- Bellbrae
- Coordinates: 38°20′S 144°16′E﻿ / ﻿38.333°S 144.267°E
- Population: 865 (2016 census)
- Postcode(s): 3228
- Elevation: 86 m (282 ft)
- Location: 13 km (8 mi) ENE of Anglesea ; 7 km (4 mi) W of Torquay ; 24 km (15 mi) S of Geelong ; 101 km (63 mi) SW of Melbourne ;
- LGA(s): Surf Coast Shire
- State electorate(s): Polwarth
- Federal division(s): Corangamite
Localities around Bellbrae:
| Paraparap | Freshwater Creek | Torquay |
| Anglesea | Bellbrae | Jan Juc |
| Anglesea, Victoria | Bells Beach | Jan Juc |

= Bellbrae =

Bellbrae is a locality in Victoria, Australia located just off the Great Ocean Road between Torquay and Anglesea.
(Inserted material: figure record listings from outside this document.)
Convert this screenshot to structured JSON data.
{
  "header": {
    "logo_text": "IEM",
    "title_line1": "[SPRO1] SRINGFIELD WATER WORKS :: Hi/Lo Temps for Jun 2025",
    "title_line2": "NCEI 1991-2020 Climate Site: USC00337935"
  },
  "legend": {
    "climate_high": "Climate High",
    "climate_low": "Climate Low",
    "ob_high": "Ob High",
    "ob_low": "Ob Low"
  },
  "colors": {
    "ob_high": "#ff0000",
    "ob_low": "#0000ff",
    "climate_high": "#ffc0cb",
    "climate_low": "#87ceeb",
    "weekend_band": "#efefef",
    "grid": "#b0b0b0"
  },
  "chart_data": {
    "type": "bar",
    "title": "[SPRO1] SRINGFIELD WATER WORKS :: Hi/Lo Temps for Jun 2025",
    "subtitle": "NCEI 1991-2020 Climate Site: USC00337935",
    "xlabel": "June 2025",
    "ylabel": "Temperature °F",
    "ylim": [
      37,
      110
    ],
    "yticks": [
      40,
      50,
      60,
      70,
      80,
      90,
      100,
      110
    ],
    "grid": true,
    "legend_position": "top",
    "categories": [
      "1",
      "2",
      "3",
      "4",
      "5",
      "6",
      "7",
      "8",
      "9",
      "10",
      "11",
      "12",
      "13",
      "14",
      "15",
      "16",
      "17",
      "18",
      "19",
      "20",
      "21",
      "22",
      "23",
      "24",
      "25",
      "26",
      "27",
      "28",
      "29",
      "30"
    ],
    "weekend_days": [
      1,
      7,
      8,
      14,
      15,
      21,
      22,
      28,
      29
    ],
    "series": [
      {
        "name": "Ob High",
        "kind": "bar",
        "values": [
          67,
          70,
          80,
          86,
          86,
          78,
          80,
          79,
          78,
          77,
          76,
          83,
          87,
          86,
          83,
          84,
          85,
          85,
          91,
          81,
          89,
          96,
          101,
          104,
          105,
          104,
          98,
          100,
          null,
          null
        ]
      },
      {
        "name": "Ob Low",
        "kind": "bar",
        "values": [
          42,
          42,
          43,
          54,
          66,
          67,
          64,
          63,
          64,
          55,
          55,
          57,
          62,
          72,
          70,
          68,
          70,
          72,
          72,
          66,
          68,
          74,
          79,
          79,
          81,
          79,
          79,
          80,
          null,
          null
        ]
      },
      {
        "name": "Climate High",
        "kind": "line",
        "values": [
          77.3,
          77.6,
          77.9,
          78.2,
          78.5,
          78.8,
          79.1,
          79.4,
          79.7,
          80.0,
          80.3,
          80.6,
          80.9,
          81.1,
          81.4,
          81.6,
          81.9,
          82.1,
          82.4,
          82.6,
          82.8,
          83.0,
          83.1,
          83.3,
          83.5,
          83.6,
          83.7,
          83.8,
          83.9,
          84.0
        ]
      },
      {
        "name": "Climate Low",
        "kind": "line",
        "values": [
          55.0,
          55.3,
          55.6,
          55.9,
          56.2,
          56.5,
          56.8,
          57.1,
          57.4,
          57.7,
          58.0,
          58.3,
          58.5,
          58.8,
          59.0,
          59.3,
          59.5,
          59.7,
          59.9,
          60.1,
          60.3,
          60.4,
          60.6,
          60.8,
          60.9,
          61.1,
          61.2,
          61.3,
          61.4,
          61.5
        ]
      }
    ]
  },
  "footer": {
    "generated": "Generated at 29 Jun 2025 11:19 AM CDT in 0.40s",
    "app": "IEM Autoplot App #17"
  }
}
At the 2016 census, Bellbrae had a population of 865.

==History==
Bellbrae Post Office opened on 1 July 1923 (renamed from an earlier Jan Juc office) and closed in 1982.

== Facilities ==
Bellbrae has a public hall, a football oval where the Aireys Inlet Eels (a junior Australian Rules club) play their home games, Bellbrae Primary School and a winery.

== Community ==

Bellbrae is mainly home to hobby farms and/or produce farms. An estimated 500 residents live in an area of 12 km^{2}.